Impôts sur les sociétés : avocat fiscaliste à Paris

1/ Quelles sont les règles du report des déficits?

Une société soumise à l'impôt sur les sociétés peut imputer ses déficits sur ses bénéfices selon deux régimes différents qui ont connu quelques modifications avec la loi de finances rectificative pour 2011 du 19 septembre 2011.

En principe, les déficits sont uniquement reportables sur les bénéfices de la société qui les a subis.
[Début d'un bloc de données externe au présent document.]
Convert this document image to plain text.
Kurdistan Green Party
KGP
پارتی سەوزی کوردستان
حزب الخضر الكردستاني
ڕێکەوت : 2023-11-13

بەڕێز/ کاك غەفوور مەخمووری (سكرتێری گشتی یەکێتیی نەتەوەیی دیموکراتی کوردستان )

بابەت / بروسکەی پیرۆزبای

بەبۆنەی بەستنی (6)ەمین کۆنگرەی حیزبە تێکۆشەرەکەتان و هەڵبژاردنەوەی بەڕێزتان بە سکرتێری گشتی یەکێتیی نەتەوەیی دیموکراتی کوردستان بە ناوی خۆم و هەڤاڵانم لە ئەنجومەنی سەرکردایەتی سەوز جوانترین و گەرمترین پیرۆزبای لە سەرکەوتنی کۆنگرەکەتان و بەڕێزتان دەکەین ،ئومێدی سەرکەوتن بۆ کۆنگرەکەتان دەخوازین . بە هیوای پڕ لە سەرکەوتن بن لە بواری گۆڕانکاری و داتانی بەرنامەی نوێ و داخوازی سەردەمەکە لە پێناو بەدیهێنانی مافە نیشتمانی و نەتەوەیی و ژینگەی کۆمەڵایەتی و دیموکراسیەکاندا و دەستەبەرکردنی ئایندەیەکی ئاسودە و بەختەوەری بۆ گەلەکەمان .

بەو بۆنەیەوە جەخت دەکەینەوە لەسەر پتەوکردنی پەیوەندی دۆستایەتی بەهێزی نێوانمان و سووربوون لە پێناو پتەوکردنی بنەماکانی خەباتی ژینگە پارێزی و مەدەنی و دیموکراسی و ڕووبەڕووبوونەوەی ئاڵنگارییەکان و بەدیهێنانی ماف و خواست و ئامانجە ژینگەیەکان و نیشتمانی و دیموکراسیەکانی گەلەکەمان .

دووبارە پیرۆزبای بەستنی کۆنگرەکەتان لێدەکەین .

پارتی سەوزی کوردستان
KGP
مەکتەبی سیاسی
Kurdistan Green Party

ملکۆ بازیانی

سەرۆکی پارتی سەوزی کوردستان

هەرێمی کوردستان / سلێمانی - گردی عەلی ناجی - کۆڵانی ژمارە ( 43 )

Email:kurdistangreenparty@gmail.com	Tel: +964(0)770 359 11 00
De ce fait, lorsqu'une société opère un changement de régime fiscal ou un changement d'activité équivalent à une cessation d'activité, elle perd son droit au report des déficits précédemment constatés.

Les deux régimes de report des déficits sont :

  • le régime de droit commun, le report en avant (article 209 I du CGI)

Le report en avant permet de reporter les déficits passés sur les bénéfices des exercices futurs, de manière illimitée dans le temps, et ainsi de diminuer l'impôt sur les sociétés dû sur les exercices bénéficiaires.

Il n'existe aucun ordre d'imputation des déficits passés sur les bénéfices.

Depuis la loi de finances rectificative pour 2011, les déficits sont imputables dans la limite de 1.000.000 d'euros, majoré de 60 % du bénéfice imposable excédant cette limite par exercice bénéficiaire.

Exemple :
Une société a réalisé :

  • Un déficit de 3.000.000 d'euros pour l'année N-1;
  • Un bénéfice de 1.200.000 euros pour l'année N.

Sur l'année N, le déficit imputable s'élèvera :

  • Pour la première limite : à 1.000.000 d'euros ;
  • Pour la majoration de 60% du bénéfice imposable excédant la première limite : à 60% de 200.000 euros soit 120.000 euros ;
  • Au total, le déficit imputable sur les bénéfices de l'année N s'élèvera à 1.120.000 euros.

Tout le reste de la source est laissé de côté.